Manchmal bewunderte ich Mark sogar für seine Gelassenheit. Er machte sich nie Stress! Er war witzig, unterhaltsam, und man konnte wunderbar mit ihm abhängen. Mit meinem Versuch, mich daran zu erinnern, wann diese Metamorphose einsetzte, komme ich zu keinem Ergebnis.

Am schlimmsten wurde es im letzten halben Jahr: Da blieb selbst seine Körperpflege ganz schleichend auf der Strecke. Ich glaube, er dachte, mir würde das gar nicht auffallen. Doch das tat es natürlich. Aber was hätte ich sagen können? »Schatz, du stinkst«, und dabei milde lächeln? Manchmal wusch er sich ein ganzes Wochenende lang nicht, sodass ich seine Haare aus zwei Meter Entfernung roch.

Ich wusste mir nicht anders zu helfen, als mit ihm zusammen zu duschen. Das führte dann allerdings dazu, dass er es als eindeutige Aufforderung ansah. Und anstatt sich zu waschen, ließ er nur das warme Wasser an seinem Körper entlanglaufen. Also schäumte ich ihn ein, was er wiederum noch stärker als Aufforderung auffasste. Ich war ein wenig frustriert.

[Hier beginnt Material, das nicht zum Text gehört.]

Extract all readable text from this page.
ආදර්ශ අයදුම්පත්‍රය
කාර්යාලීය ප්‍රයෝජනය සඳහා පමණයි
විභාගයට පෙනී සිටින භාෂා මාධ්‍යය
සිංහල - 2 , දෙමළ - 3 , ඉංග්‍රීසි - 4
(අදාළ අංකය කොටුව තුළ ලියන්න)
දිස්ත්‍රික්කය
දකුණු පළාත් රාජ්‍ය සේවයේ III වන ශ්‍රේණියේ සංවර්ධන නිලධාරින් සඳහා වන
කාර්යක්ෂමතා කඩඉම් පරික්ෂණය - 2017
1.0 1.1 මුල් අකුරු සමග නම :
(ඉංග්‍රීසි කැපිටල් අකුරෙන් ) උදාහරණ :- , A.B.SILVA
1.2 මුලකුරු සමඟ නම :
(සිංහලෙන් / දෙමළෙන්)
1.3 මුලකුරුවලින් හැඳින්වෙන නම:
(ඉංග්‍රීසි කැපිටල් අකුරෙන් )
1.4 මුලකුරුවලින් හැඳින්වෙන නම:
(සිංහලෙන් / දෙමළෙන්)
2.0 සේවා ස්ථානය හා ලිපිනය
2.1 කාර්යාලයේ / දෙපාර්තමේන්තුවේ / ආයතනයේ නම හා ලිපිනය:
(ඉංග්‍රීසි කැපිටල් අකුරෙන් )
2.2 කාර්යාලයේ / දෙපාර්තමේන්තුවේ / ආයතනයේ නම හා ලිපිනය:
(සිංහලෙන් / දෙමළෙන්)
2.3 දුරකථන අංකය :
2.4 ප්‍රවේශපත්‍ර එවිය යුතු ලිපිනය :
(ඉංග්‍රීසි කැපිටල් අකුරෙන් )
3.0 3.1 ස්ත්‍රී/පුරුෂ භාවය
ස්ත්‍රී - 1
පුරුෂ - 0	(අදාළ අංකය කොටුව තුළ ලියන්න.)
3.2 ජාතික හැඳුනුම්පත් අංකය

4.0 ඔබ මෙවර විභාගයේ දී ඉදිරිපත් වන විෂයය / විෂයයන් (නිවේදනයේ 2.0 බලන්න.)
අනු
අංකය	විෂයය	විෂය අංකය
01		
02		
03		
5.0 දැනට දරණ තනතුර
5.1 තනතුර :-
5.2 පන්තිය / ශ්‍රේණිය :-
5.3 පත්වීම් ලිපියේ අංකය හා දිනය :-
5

Wenig später stellte er auch das Rasieren ein. Von diesem Zeitpunkt an befand er sich eindeutig an der Startlinie des berühmten Anfangs vom Ende. Und dann − an einem warmen Sonntagmorgen − war er plötzlich da, der Tag, an dem ich meinen Traum von einer Beziehung mit Mark endgültig aufgab. Es war wie so oft: er auf mir drauf, ich unter ihm drunter, ganz klassisch. Angetörnt war ich eher mäßig, außerdem war Marks Rumgehopse auf mir eher hinderlich als stimulierend. Ich versuchte, mich auf mich selbst zu konzentrieren. Er stöhnte und schwitzte. An sich war das nicht weiter schlimm, aber wenn man selbst nicht so richtig bei der Sache ist, kann das schon ein wenig nervig sein.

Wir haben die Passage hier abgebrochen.